5. Decentralized Web
Of course people are not necessarily going to be hosting their own data on their own devices. There are still good arguments for cloud hosting. With private keys however users can store remote while still retaining control, and can choose to expose portions of their data to others if they wish. Millions of browsers working together can become a capability for the people as a whole to have a shared storage capability that is entirely decentralized and redundant. People who need high performance data access can use centralized services as well. We’ve seen these conversations emerging in projects such as https://solidproject.org/about and they have been top of mind at many organizations https://hacks.mozilla.org/2018/07/introducing-the-d-web/ . It isn’t that this is new, but rather that without a solid foundation of identity it becomes unduly hard.
6. Ecosystem Perspective
In essence the web isn’t just consumers who use thin clients to go visit service providers who run walled gardens that host data and code.
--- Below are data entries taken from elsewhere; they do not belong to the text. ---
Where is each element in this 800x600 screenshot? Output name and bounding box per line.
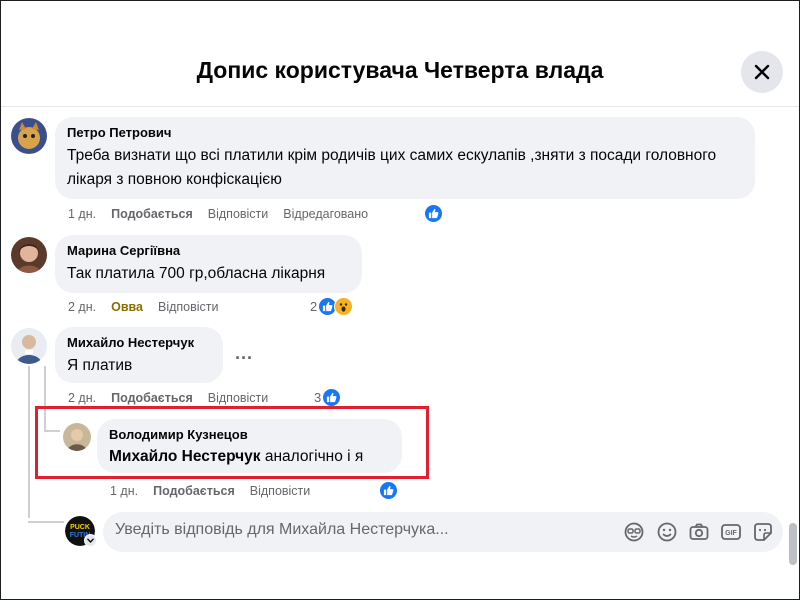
like-reaction-icon (424, 204, 443, 223)
reply-composer[interactable]: GIF (103, 512, 783, 552)
like-reaction-icon (322, 388, 342, 407)
like-button[interactable]: Подобається (111, 207, 193, 221)
thread-line (28, 521, 64, 523)
avatar[interactable] (11, 237, 47, 273)
avatar[interactable] (11, 118, 47, 154)
dialog-title: Допис користувача Четверта влада (196, 57, 604, 83)
comment-author[interactable]: Петро Петрович (67, 125, 743, 141)
comment-actions: 2 дн. Подобається Відповісти (68, 391, 283, 405)
comment-bubble: Михайло Нестерчук Я платив (55, 327, 223, 383)
reactions[interactable]: 2 (310, 297, 354, 316)
reply-button[interactable]: Відповісти (250, 484, 311, 498)
gif-button[interactable]: GIF (720, 521, 742, 543)
comment-time[interactable]: 2 дн. (68, 300, 96, 314)
reactions[interactable]: 3 (314, 388, 342, 407)
comment-bubble: Марина Сергіївна Так платила 700 гр,обла… (55, 235, 362, 293)
reply-button[interactable]: Відповісти (158, 300, 219, 314)
avatar-sticker-button[interactable] (623, 521, 645, 543)
scrollbar-thumb[interactable] (789, 523, 797, 565)
gif-icon: GIF (721, 524, 741, 540)
highlight-box (35, 406, 429, 479)
comment-bubble: Петро Петрович Треба визнати що всі плат… (55, 117, 755, 199)
svg-text:GIF: GIF (725, 530, 737, 537)
reactions-count: 2 (310, 299, 318, 314)
reply-actions: 1 дн. Подобається Відповісти (110, 484, 325, 498)
account-switcher-button[interactable] (84, 534, 97, 547)
sticker-button[interactable] (752, 521, 774, 543)
comment-text: Треба визнати що всі платили крім родичі… (67, 147, 717, 188)
wow-reaction-button[interactable]: Овва (111, 300, 143, 314)
wow-reaction-icon (334, 297, 354, 316)
comment-author[interactable]: Марина Сергіївна (67, 243, 350, 259)
comment-time[interactable]: 1 дн. (68, 207, 96, 221)
like-button[interactable]: Подобається (153, 484, 235, 498)
emoji-button[interactable] (656, 521, 678, 543)
reply-input[interactable] (115, 521, 615, 539)
like-button[interactable]: Подобається (111, 391, 193, 405)
reactions-count: 3 (314, 390, 322, 405)
comment-actions: 2 дн. Овва Відповісти (68, 300, 234, 314)
thread-line (28, 366, 30, 518)
comment-actions: 1 дн. Подобається Відповісти Відредагова… (68, 207, 383, 221)
emoji-icon (657, 522, 677, 542)
reply-button[interactable]: Відповісти (208, 207, 269, 221)
reactions[interactable] (424, 204, 443, 223)
comment-author[interactable]: Михайло Нестерчук (67, 335, 211, 351)
sticker-icon (754, 523, 772, 541)
reactions[interactable] (379, 481, 398, 500)
more-options-button[interactable]: ... (235, 343, 253, 364)
edited-label[interactable]: Відредаговано (283, 207, 368, 221)
avatar-sticker-icon (624, 522, 644, 542)
close-button[interactable] (741, 51, 783, 93)
avatar-text-logo: PUCK (70, 524, 90, 531)
reply-button[interactable]: Відповісти (208, 391, 269, 405)
dialog-header: Допис користувача Четверта влада (1, 1, 799, 107)
avatar[interactable] (11, 328, 47, 364)
comment-text: Я платив (67, 357, 133, 374)
reply-time[interactable]: 1 дн. (110, 484, 138, 498)
post-dialog: Допис користувача Четверта влада Петро П… (0, 0, 800, 600)
chevron-down-icon (87, 538, 94, 543)
like-reaction-icon (379, 481, 398, 500)
comment-text: Так платила 700 гр,обласна лікарня (67, 265, 326, 282)
close-icon (754, 64, 770, 80)
comment-time[interactable]: 2 дн. (68, 391, 96, 405)
camera-icon (689, 523, 709, 540)
photo-button[interactable] (688, 521, 710, 543)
Instead the web can be a sea of user agents, a sea of data, and a sea of other parties - all co-existing.
The web is best thought of as a complex ecosystem with many participants at all scales. We will always see internet influencers, taste makers, advertisers, large publishers, subscription services, silo account services, walled gardens. But in a healthy ecosystem these are just part of a world where users themselves are first class entities; able to approach service providers with direct transactions, able to withdraw their support, and take their data with them if they wish. In such an ecosystem we diminish some of the pathological behaviors and some of the perverse incentives.